Support VNF AutoHealing triggered by FaultNotification

https://blueprints.launchpad.net/tacker/+spec/support-autoheal-queue

Problem description

This spec provides an implementation for supporting AutoHealing using FaultNotification interface between Tacker and VIM.

When fault events occur in VIM, VIM notifies fault event to Tacker via the interface.

Tacker takes initiative of AutoHealing. According to configuration, Tacker checks faultID attribute in the fault event and determines whether AutoHealing should be performed. In case of performing AutoHealing, VMs are deleted or created via Heat [1].

The FaultNotification interface can be alerted by multiple events. To prevent invoking multiple heal operations to single VNF, the FaultNotification requests to Tacker are packed for a configured period of time.

Proposed change

The following changes are needed:

  1. Add support of RESTful API for FaultNotification between Tacker and VIM

    • POST <configured URI prefix>/vnf_instances/{vnf_instance_id} /servers/{server_id}/notify for notification of fault event from VIM to Tacker.

    • Support queueing and packing of multiple requests for above API.

  2. Add MgmtDriver support for FaultNotification destination handling

    • instantiate_end

      • Set FaultNotification destination URI with VIM via <ServerNotifier URI prefix>/v2/{tenant_id}/ servers/{server_id}/alarms for created VMs.

    • terminate_start

      • Delete alarmID via <ServerNotifier URI prefix>/v2/{tenant_id} /servers/{server_id}/alarms/{alarm_id} for deleted VMs.

    • scale_start

      • In case of Scale-in, delete alarmID via <ServerNotifier URI prefix>/v2/{tenant_id} /servers/{server_id}/alarms/{alarm_id} for deleted VMs.

    • scale_end

      • In case of Scale-out, set FaultNotification destination URI with VIM via <ServerNotifier URI prefix>/v2/{tenant_id} /servers/{server_id}/alarms for added VMs.

    • heal_start

      • Delete alarmID via <ServerNotifier URI prefix>/v2/{tenant_id} /servers/{server_id}/alarms/{alarm_id} for failure VMs.

    • heal_end

      • Set FaultNotification destination URI with VIM via <ServerNotifier URI prefix>/v2/{tenant_id} /servers/{server_id}/alarms for added VMs.

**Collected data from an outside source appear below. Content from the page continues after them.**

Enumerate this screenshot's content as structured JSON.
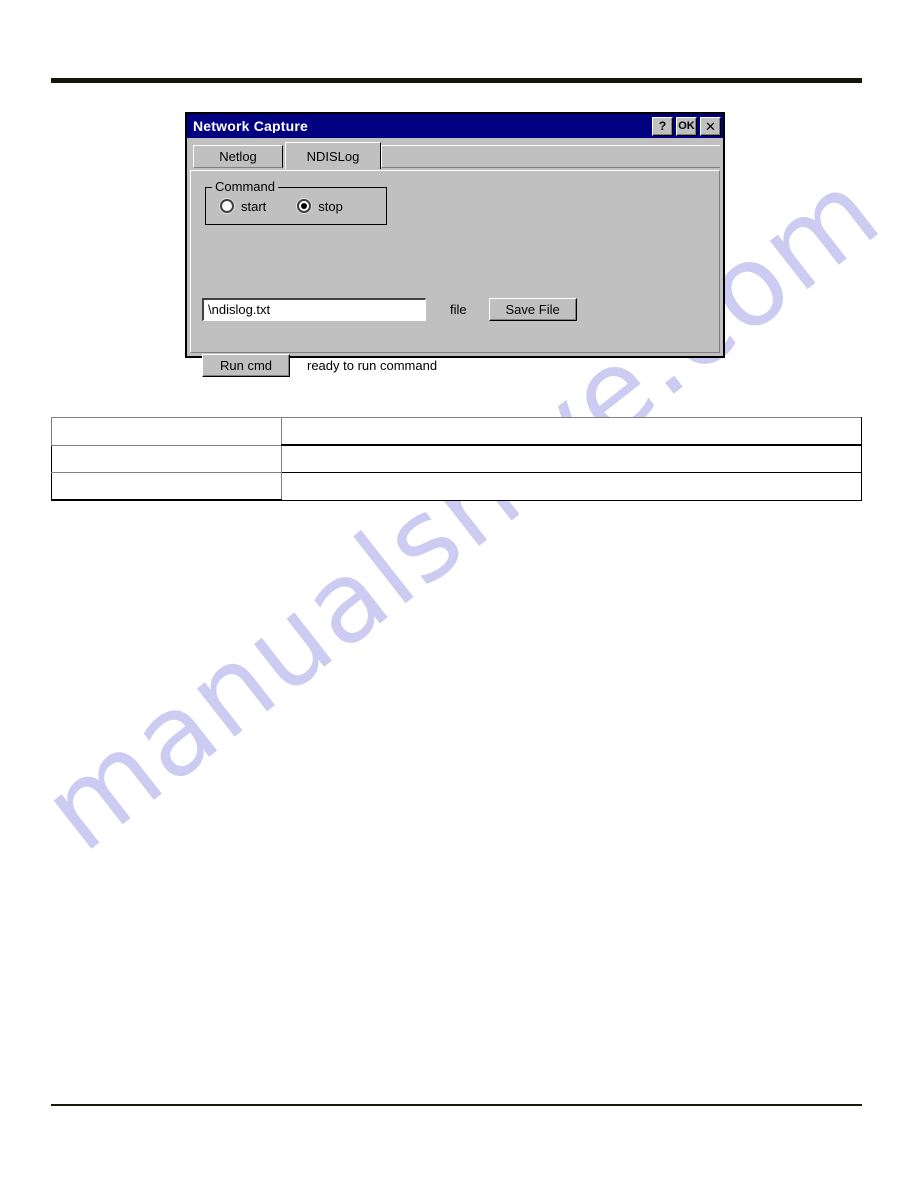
{
  "page": {
    "rule_top": "horizontal-rule",
    "rule_bottom": "horizontal-rule",
    "watermark_text": "manualshive.com",
    "watermark_color": "#ccccf2"
  },
  "dialog": {
    "title": "Network Capture",
    "titlebar_color": "#000080",
    "face_color": "#c0c0c0",
    "titlebar_buttons": {
      "help_label": "?",
      "ok_label": "OK",
      "close_label": "✕"
    },
    "tabs": [
      {
        "label": "Netlog",
        "active": false
      },
      {
        "label": "NDISLog",
        "active": true
      }
    ],
    "command_group": {
      "legend": "Command",
      "options": [
        {
          "label": "start",
          "selected": false
        },
        {
          "label": "stop",
          "selected": true
        }
      ]
    },
    "file_row": {
      "input_value": "\\ndislog.txt",
      "input_placeholder": "",
      "label": "file",
      "save_button_label": "Save File"
    },
    "run_row": {
      "run_button_label": "Run cmd",
      "status_text": "ready to run command"
    }
  },
  "doc_table": {
    "rows": [
      {
        "col_a": "",
        "col_b": ""
      },
      {
        "col_a": "",
        "col_b": ""
      },
      {
        "col_a": "",
        "col_b": ""
      }
    ]
  }
}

AutoHeal VNF on FaultNotification trigger

AutoHealing is mainly composed of two services.

The Server Notifier is a monitoring service that may have dedicated interfaces implemented by each operators, thus it is not included in Tacker. When the Server Notifier detects fault events in VIM, it will send FaultNotification to Tacker.

Within the Tacker, VnfServerNotificationController has external interface of RESTful API. VnfServerNotificationDriver decides whether AutoHealing should be performed. After that, it is almost same as manual healing that is performed by VnfLcmDriverV2.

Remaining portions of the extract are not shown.